For every one hundred females there were 92.0 males. For every one hundred females aged eighteen and over, there were 84.1 males.

The median income for a household in the borough was $25,987, and the median income for a family was $35,750. Males had a median income of $30,417 compared with that of $20,000 for females. The per capita income for the borough was $13,253.
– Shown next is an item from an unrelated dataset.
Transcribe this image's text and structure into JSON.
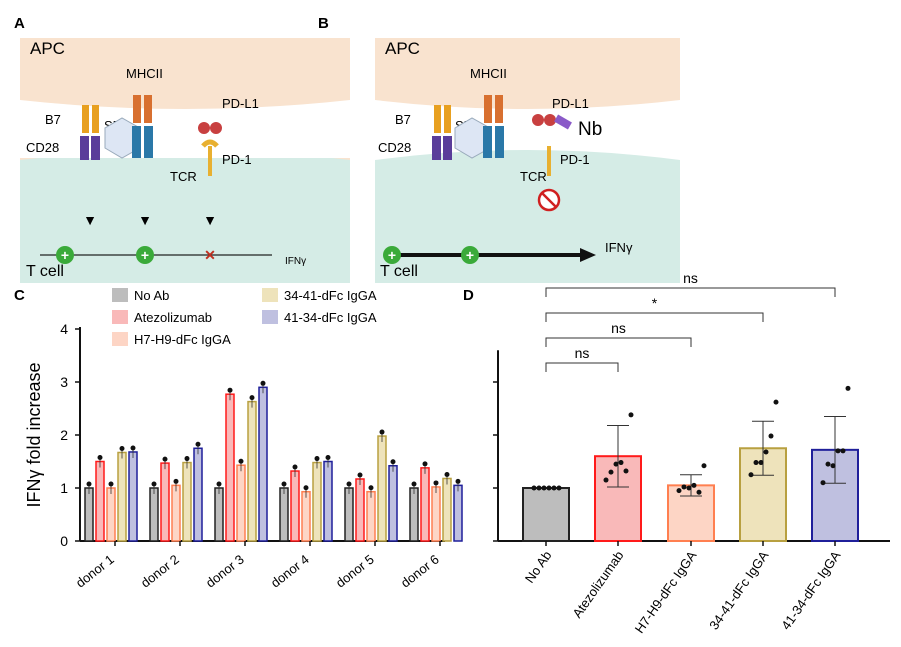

About 9.8% of families and 13.1% of the population were below the poverty line, including 13.0% of those under age 18 and 15.7% of those aged sixty-five or over.

Historical population
| Census | Pop. | Note | %± |
| 1910 | 1,598 |  | — |
| 1920 | 1,169 |  | −26.8% |
| 1930 | 1,380 |  | 18.0% |
| 1940 | 1,106 |  | −19.9% |
| 1950 | 1,201 |  | 8.6% |
| 1960 | 1,298 |  | 8.1% |
| 1970 | 1,320 |  | 1.7% |
| 1980 | 1,310 |  | −0.8% |
| 1990 | 1,243 |  | −5.1% |
| 2000 | 1,250 |  | 0.6% |
| 2010 | 1,127 |  | −9.8% |
| 2020 | 1,103 |  | −2.1% |
| 2021 (est.) | 1,097 | Decrease | −0.5% |
Sources:

==Transportation==
In the late 19th and early 20th centuries, Shinglehouse was served by the New York & Pennsylvania Railroad.

==Notable people==
- Fielder Jones, baseball player and manager.
- William C. Davis, Jr., ballistic engineer and author.